Akla gelen birinci husus; Kuzey Irak’ın yani Barzani’n güvenliğidir.
Amerika’nın içinde bulunduğu iç ve dış çıkmazlar ve mali durum, artık bölgede asker bulundurmasını imkânsız kılıyor.
Demem o ki; Türk Ordusu ve Amerika Barzani’nin güvenliği konusunda bir antlaşmaya vardırlar.
Amerika zaten avucunun içinde olan iktidarı, Barzani’nin savunulması konusunda; başından beri kullanmaktadır.
Ancak Ordunun komuta kademesi dışında kalan subay ve diğerleri Barzani’nin güvenliğini alma konusunda isteksizdirler.
Çünkü işin içinde İran ile savaş görünmektedir.
Hasdal ve Silivri süreçleri, ordu alt kademesinde olağan üstü bir “değersizlik duygusu” yaratmış, disiplini ve görev alış-verişini tehdit eder noktaya taşımıştır.
Amerika Türk ordusunu, Kuzey Irak’ta, savaş dâhil tam olarak kullanabilmesi için, Ordunun bir bütün halinde olmasına ihtiyacı vardır.
Nihayetinde, Kuzey Irak’ta İran ordusu ve Irak ordusu ile karşı karşıya gelecek olan, kumanda kademesi değil, alt kademedir. Subaylardır.
Türk Ordusu ile Amerika arasında, Kuzey Irak’ın güvenliğinin alınması konusunda bir antlaşmanın sınırları nedir? Bilmiyoruz.
Artık şu bir gerçek ki; Amerika Türk Ordusunun tamamen dağıtılması fikrinde değildir. Amerika’nın iç ve dış çıkmazları bunu gerektirmektedir.
Taşeron kullanma fikri ağırlık kazanmaktadır.
Suriye’ye Türk Ordusunun müdahalesini de kurulacak büyük Kürdistan sebebiyle, ABD kabul etmemiştir.
İçinde yaşadığımız sürecin; ABD TSK ile yapılan antlaşmalar süreci olduğunu göstermektedir.

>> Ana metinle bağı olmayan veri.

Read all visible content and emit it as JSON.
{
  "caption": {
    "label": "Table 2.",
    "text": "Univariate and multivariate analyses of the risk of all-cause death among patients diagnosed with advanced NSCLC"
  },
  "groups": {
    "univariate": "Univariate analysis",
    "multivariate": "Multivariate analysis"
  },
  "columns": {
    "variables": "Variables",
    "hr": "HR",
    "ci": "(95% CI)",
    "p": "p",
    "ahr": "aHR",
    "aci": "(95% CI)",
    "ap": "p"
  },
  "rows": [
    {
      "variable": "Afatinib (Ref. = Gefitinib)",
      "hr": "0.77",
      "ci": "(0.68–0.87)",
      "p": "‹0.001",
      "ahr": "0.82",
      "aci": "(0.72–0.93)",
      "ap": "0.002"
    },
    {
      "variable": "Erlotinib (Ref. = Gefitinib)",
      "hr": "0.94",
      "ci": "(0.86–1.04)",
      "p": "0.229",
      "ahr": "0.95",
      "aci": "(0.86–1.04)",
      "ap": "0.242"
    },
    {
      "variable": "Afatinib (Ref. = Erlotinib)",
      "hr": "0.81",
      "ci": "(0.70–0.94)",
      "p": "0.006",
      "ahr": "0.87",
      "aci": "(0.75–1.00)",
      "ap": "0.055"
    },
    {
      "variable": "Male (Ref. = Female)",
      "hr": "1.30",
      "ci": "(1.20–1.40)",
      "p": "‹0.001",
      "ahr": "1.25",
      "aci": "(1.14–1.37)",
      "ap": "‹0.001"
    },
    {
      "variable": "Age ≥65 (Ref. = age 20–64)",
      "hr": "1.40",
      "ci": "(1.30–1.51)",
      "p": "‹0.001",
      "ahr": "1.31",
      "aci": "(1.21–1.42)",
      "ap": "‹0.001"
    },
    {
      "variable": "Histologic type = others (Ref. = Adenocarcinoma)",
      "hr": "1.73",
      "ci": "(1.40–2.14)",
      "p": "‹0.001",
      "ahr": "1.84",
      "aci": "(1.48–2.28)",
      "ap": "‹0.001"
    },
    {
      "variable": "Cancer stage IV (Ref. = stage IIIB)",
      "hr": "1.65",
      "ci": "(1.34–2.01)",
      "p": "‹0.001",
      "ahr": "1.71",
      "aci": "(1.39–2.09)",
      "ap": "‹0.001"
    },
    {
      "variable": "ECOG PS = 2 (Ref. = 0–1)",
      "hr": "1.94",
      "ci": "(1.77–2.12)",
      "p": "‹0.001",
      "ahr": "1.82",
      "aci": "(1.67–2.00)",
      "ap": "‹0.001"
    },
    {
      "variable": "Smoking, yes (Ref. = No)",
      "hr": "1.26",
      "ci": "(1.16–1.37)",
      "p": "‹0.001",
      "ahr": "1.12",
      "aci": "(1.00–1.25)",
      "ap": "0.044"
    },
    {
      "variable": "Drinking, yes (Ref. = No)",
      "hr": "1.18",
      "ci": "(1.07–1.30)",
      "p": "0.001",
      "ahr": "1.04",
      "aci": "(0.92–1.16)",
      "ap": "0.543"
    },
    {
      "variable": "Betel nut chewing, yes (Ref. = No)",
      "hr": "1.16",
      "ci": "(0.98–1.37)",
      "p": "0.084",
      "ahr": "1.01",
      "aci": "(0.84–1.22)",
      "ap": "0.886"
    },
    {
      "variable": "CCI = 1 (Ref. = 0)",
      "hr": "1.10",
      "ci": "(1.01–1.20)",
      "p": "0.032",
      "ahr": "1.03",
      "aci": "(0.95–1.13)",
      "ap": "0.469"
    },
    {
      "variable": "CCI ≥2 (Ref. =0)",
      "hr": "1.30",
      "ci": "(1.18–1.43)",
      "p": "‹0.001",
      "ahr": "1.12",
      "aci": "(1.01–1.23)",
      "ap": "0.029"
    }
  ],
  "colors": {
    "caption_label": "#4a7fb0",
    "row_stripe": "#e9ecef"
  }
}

Çünkü Kuzey Irak’ın güvenliği kararı ileride bir savaş kararını gerektirecek bir karar olması nedeniyle, kolay verilebilecek bir karar değildir. Karar sürecinde mutlaka Türk Ordusunun da içinde olmasını gerektiren bir durumdur.
Bu kararı Amerika ve AKP kolayca alabilir, ama ordunun bu kararı alabilmesi çok zordur.
Aslında, Türk Ordusu ile Amerika arasına, Hastal dolayısı ile kan girmiştir.
TSK ve Amerika’nın anlaşmasından çok hesaplaşması gerekmektedir.
Eğer yukarıda anlamaya çalıştığımız süreç, yani anlaşma gerçekleşmişse; Hastal’a gidecek çok Rüştü Erdelhun’lar var demektir.
Açılım sürecini bu süreç ile birlikte düşünmek akılcı olacaktır.